A location tag cannot specify both allowOverride and overrideMode. It is considered illegal configuration, which will fail at runtime with a proper error.
This example shows how to unlock the section. Since it is locked at the applicationHost.config level, it can only be unlocked at that level.
<location overrideMode="Allow"> <system.webServer> <modules/> </system.webServer> </location>
There are cases where it is useful to unlock sections for a specific path only and to keep them locked for all other paths. The following example builds atop the previous one, and shows how to unlock the section for two specific sites only; for all other sites it will remain locked.
<location path="TrustedSiteOne" overrideMode="Allow"> <system.webServer> <modules/> </system.webServer> </location> <location path="TrustedSiteTwo" overrideMode="Allow"><span style="font-family:Calibri; font-size:11pt"> <system.webServer> <modules/> </system.webServer> </location>
For each "exception" path that needs unlocking, there needs to be a different location tag.
Complications can occur when there is a conflict between locking and unlocking.

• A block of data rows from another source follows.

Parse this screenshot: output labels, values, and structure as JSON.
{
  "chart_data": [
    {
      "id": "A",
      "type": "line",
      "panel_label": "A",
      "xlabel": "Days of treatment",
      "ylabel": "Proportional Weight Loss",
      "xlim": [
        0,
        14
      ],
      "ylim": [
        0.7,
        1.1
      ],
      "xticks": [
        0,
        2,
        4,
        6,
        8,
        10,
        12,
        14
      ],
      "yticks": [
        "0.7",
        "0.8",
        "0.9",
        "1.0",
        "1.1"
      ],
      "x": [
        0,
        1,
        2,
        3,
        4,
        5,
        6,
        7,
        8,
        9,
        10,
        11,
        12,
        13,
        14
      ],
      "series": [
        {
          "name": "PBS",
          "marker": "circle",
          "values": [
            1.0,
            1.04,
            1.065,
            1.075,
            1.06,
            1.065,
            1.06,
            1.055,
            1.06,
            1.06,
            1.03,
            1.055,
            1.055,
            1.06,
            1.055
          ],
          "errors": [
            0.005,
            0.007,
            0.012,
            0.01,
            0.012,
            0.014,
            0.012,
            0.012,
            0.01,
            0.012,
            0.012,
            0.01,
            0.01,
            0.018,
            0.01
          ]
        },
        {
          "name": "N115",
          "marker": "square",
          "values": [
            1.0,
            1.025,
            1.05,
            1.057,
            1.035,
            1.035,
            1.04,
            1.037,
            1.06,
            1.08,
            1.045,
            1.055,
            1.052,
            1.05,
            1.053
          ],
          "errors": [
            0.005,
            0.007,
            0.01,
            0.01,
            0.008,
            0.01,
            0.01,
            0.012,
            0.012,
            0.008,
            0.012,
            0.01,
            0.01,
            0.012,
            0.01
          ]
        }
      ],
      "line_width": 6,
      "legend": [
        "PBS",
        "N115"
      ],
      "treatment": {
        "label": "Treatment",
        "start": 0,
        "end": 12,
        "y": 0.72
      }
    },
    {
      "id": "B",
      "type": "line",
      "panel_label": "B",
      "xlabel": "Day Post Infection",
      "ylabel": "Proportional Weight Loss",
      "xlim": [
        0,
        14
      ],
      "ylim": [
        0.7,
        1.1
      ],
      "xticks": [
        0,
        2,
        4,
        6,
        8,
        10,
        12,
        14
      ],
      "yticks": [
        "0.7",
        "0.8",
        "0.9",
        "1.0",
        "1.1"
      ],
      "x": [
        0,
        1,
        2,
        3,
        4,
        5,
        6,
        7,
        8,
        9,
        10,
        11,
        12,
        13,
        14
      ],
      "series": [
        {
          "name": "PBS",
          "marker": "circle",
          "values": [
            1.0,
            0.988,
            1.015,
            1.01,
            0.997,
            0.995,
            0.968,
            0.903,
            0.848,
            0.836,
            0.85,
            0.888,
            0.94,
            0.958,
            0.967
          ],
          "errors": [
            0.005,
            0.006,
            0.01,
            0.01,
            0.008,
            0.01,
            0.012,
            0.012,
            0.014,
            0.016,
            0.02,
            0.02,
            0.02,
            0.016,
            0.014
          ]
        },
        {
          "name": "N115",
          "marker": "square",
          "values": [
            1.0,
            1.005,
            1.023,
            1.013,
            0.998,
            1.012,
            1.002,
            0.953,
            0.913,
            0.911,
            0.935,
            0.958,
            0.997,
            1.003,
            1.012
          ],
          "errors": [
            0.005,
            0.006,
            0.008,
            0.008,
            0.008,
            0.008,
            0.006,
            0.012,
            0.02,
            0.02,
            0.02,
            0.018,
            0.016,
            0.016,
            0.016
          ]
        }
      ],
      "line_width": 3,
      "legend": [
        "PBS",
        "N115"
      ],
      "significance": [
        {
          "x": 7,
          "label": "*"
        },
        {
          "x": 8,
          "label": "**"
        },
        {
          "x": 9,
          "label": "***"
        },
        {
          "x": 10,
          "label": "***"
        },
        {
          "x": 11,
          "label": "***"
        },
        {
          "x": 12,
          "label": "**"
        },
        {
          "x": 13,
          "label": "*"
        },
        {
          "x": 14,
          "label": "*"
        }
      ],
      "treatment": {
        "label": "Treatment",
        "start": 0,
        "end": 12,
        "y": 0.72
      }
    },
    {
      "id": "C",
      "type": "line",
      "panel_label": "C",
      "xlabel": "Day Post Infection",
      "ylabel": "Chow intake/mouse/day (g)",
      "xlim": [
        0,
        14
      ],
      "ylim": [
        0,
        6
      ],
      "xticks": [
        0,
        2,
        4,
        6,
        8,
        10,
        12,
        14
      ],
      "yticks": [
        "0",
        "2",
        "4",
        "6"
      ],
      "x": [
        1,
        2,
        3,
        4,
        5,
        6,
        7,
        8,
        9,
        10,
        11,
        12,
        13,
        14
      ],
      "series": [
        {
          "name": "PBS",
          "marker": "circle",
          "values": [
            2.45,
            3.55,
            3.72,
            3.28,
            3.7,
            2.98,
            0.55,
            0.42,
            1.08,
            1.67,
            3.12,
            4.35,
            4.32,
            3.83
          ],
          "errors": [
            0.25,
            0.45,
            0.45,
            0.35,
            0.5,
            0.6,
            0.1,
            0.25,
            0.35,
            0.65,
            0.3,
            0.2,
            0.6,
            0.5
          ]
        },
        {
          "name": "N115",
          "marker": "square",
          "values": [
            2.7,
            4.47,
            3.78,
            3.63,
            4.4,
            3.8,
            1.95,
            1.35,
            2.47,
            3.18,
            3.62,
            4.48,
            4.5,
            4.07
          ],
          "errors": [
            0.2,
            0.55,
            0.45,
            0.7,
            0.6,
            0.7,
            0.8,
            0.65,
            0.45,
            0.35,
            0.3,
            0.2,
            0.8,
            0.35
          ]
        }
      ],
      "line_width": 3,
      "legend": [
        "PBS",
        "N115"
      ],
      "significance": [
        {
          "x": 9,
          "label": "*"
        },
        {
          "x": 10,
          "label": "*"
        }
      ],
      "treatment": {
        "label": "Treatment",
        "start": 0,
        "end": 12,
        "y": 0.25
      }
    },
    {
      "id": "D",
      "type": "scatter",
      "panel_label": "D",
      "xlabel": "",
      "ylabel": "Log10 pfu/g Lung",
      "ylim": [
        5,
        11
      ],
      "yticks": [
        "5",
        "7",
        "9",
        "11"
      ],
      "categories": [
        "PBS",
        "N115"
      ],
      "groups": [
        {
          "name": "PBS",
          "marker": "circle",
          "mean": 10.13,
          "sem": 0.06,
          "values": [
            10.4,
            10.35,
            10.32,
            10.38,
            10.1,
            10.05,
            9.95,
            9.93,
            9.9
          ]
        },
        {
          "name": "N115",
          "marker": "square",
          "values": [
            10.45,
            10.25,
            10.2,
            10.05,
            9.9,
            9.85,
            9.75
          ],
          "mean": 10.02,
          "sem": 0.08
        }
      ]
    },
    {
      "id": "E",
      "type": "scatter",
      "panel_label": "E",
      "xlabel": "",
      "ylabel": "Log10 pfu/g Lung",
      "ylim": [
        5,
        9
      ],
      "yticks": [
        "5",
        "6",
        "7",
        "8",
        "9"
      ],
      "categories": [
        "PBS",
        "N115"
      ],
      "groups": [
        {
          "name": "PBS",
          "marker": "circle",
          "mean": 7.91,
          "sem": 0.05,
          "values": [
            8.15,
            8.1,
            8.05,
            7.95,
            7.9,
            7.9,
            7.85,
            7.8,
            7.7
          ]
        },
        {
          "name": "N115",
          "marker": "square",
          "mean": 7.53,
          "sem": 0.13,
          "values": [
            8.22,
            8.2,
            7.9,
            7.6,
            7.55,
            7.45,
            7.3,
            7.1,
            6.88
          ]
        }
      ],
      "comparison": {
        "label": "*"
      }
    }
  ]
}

Consider this example:
<!-- in applicationHost.config: --> <location path="MySite/shopping" overrideMode="Allow"> <system.webServer> <modules/> </system.webServer> </location> <!-- in web.config at MySite root: --> <location overrideMode="Deny"> <system.webServer> <modules/> </system.webServer> </location>
The conflict is between the applicationHost.config level, which unlocks the section specifically for MySite/shopping, and the web.config at the root of MySite, which locks the sections for the site. This may happen when different people are managing the configuration for these different levels of the hierarchy. In such a case, the configuration system will treat this as illegal configuration and will fail with a proper error.
This document outlined the design and architecture of the IIS configuration system. It explained how to achieve delegated administration of configuration settings using the hierarchy of configuration levels and distributed web.config files; it covered the integration points, including limitations, between the IIS and the .NET framework configuration systems; it explained the concept of tags and in what circumstances they should be preferred over configuration files; it then introduced the reader to basic configuration locking, at the section level. It is recommended to read the "How To Lock Configuration" document to gain a deeper understanding of configuration locking, including granular locking within sections.
The document also covered the organization of settings within configuration files, and explained the concepts of sections, section groups, elements, attributes, collections, enums and flags.
Last, the document covered the schema system and how it works; this is useful to know when extending the system with custom settings. It is recommend to read the "How To Extend Configuration" document for more details and specific instructions about adding custom configuration sections to the system, and producing code to consume them.